The Census of Agriculture for England is now open to all commercial farms in England.
The census has existed in various forms for over 150 years. As it stands, we run them every 10 years, alongside an annual sample survey.
The census is really important. It provides us with the data we need to agree industry priorities, make the right decisions on investment and design policies which meet the needs of our farmers.
It also allows us to monitor changes over the longer term. For example, environmental changes. This enables us to better identify trends and spot issues. It complements our day-to-day conversations with farmers.
We’re sending the census to all active commercial farms in England, either by email or paper form. Just like the National Census, completion is mandatory. We encourage all farmers to respond within 2 weeks.
The more responses we get, the better informed we are to support the industry in the future.
The 2021 census is designed to capture detailed information on land use, crop areas, livestock numbers and the labour force on farms.
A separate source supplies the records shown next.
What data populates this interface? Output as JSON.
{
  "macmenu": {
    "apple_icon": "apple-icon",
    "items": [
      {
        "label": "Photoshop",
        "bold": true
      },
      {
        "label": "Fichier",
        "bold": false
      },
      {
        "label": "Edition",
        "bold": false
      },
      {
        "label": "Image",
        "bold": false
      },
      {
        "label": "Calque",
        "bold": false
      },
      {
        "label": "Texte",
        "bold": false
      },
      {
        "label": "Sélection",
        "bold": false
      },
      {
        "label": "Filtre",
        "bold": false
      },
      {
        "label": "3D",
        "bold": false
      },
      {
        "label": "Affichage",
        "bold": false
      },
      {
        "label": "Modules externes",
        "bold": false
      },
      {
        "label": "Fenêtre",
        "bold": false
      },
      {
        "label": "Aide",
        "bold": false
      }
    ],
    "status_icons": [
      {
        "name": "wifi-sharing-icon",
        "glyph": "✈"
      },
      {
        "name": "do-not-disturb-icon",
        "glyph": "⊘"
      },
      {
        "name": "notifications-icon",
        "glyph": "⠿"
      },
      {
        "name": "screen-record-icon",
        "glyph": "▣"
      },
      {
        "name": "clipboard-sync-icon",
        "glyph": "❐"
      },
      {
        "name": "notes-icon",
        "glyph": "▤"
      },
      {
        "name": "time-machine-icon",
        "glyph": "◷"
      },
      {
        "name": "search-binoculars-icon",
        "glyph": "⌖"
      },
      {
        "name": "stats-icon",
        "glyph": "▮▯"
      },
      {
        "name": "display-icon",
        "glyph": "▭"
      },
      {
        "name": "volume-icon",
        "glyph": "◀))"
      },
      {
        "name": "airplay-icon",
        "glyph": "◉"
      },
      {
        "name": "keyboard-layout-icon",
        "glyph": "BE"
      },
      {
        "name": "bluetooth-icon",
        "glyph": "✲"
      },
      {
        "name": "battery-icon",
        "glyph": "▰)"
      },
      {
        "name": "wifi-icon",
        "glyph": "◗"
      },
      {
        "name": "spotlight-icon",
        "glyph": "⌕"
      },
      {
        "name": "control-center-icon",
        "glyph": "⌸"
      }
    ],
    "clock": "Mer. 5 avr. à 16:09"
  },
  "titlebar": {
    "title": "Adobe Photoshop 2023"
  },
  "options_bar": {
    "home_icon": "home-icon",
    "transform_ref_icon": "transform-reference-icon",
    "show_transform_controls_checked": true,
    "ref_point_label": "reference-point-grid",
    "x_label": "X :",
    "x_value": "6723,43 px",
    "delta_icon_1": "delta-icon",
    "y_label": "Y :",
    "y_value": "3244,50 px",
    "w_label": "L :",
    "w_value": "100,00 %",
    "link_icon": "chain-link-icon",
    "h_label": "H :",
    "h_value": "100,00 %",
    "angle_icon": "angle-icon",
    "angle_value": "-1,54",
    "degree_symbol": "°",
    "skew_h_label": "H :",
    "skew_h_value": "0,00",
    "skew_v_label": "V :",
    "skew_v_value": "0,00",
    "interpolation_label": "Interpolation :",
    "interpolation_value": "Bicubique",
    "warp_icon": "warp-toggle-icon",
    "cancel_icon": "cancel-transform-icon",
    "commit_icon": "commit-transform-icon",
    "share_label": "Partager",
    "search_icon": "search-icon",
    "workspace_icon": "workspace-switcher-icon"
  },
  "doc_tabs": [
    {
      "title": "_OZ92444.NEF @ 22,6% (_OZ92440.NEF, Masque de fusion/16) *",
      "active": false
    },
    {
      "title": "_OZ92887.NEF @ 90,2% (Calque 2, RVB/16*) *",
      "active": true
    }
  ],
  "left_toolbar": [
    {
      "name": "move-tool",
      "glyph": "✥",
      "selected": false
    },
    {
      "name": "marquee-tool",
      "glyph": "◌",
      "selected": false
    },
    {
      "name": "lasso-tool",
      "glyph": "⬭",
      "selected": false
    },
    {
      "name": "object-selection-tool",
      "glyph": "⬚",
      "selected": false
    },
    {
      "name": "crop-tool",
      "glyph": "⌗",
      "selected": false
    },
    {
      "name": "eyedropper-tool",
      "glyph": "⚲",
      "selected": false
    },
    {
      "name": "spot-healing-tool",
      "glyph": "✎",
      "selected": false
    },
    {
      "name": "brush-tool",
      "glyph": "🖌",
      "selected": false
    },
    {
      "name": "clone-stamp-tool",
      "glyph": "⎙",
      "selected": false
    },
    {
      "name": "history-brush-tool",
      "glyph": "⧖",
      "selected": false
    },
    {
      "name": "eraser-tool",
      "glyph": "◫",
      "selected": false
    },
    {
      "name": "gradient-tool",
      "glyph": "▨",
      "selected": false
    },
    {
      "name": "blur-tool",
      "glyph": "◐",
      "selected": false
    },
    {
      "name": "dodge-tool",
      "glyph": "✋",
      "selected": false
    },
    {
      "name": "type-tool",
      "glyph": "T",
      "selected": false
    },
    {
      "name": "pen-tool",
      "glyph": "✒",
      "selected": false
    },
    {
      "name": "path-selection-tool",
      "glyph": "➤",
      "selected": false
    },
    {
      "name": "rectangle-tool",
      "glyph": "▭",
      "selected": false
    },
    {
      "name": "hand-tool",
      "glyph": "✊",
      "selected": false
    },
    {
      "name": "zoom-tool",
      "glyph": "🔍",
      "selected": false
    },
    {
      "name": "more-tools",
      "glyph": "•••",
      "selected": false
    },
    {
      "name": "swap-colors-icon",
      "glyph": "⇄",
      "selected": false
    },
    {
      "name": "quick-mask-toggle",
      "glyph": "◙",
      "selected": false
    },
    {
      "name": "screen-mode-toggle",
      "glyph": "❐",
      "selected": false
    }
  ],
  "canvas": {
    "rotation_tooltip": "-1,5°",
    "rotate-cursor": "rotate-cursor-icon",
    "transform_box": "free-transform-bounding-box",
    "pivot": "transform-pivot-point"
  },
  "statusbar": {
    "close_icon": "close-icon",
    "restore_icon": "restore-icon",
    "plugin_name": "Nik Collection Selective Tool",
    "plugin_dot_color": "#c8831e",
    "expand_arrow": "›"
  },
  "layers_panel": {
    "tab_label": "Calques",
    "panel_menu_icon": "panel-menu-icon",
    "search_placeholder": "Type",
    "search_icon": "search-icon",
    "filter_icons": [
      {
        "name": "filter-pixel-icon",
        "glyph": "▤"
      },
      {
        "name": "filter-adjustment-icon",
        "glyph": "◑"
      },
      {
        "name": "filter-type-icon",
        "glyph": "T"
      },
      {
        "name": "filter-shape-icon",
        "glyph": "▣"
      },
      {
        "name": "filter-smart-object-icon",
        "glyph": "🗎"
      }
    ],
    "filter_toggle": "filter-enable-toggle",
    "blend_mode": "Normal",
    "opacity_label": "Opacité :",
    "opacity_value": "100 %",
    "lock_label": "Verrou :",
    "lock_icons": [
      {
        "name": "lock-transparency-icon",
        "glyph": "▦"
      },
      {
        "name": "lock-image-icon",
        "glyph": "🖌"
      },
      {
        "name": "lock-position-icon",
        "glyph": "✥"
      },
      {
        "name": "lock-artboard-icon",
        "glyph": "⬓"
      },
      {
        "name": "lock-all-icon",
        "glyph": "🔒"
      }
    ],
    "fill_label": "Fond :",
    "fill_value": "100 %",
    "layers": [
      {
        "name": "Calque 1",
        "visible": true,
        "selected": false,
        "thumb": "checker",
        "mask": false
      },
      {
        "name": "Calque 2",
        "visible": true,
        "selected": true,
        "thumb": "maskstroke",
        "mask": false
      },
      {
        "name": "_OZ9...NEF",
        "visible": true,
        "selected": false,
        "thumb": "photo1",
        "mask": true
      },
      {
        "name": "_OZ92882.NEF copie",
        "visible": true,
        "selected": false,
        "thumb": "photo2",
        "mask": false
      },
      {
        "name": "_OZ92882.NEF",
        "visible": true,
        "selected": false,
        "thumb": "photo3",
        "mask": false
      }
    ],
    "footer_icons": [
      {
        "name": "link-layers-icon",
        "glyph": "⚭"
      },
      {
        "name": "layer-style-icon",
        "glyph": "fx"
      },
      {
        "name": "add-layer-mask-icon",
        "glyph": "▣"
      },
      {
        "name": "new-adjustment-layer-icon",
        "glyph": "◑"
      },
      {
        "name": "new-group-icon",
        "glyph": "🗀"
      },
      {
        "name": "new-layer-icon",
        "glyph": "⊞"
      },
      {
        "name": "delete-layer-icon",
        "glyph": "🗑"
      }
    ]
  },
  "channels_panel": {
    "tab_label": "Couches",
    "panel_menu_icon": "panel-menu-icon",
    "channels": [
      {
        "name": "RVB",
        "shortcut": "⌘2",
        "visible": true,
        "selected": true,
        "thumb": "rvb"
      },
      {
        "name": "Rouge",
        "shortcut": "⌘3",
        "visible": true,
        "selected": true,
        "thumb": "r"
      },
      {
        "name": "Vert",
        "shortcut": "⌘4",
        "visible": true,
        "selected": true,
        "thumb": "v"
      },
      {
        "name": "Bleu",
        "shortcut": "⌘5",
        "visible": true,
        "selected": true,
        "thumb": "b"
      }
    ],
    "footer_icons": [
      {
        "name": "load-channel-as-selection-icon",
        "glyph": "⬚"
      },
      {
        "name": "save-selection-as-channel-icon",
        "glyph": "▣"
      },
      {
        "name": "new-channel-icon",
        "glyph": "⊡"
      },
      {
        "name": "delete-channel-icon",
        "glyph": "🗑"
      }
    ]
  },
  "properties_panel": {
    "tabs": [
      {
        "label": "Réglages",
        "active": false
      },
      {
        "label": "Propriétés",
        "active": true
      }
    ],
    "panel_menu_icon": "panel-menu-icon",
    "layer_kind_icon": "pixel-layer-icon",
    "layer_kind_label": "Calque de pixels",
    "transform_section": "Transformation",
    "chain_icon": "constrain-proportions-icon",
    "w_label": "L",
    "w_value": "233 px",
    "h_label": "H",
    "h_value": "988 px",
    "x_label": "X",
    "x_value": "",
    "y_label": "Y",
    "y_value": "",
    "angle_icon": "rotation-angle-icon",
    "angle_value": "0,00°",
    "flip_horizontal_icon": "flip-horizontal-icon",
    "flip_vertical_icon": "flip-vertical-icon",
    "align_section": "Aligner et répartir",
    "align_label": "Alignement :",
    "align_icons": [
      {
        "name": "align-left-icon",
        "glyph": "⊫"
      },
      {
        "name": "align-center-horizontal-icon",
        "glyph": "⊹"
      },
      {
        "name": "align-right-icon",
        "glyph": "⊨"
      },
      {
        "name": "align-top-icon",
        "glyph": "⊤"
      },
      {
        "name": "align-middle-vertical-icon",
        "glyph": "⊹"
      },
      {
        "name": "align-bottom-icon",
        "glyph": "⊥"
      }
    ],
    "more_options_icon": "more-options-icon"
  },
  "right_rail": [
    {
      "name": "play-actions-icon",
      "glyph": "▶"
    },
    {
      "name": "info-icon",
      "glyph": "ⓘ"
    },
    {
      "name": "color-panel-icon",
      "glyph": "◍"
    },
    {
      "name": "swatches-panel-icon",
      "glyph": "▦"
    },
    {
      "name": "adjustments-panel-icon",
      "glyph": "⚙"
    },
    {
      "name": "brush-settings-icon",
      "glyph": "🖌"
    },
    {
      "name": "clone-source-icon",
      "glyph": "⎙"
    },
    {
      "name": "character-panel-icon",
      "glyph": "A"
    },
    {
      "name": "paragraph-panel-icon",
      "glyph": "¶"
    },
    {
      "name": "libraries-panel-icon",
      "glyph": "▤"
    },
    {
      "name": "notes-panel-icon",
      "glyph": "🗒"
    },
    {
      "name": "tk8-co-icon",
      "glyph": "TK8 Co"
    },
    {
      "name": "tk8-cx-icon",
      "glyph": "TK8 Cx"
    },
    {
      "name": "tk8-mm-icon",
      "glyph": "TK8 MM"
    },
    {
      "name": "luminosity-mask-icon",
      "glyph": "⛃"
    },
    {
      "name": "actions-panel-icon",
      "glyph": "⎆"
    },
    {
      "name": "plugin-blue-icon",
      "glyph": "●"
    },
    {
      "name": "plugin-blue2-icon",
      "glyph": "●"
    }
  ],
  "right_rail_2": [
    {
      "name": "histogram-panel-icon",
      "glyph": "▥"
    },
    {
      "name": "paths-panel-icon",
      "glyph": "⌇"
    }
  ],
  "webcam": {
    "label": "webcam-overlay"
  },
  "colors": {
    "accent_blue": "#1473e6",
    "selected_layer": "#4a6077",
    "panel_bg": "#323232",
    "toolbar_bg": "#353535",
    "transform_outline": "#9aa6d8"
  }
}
This census will gather data on:
Labour: includes number of principal farmers, managers, regular and casual workers plus age, sex of principal holders and managers, and time spent on farm work. This data builds a profile of the agricultural workforce and how it is has changed over time. The labour volumes are also used in other calculations such as farm income statistics.
Land use and crops areas: data on crop areas, both arable and horticultural, will be used to monitor the long-term trends in cropping and to assess the impact of farm practises. The data will also enable us to assess farm activities, such as how upland activities compare to the lowlands in England and, when combined with data from the organic certifier bodies help evaluate organic farming in England. The crop areas, combined with yield data, provide harvest estimates that are used by the cereals industry to monitor grain availability throughout the year.
Livestock: census data will help us monitor changes in livestock populations over time. Livestock distributions across the country also help assess the risk of veterinary disease and to control outbreaks.
Complete the census
Email invites were sent on 27 May to arrive before the May bank holiday. Paper forms were sent out on the 28th via 2nd class post, so they should arrive this week, but delivery does vary by region.
If you are expecting an email or a form and haven’t received it, call our helpline number at the bottom of this post.
If you need help completing the survey our helpline is available from 9:00 am to 4:30 pm Monday to Friday. Please phone 03000 600 140 or email email@example.com.
The results of the survey will be published on GOV.UK. We will also blog about our analysis of the data later this year.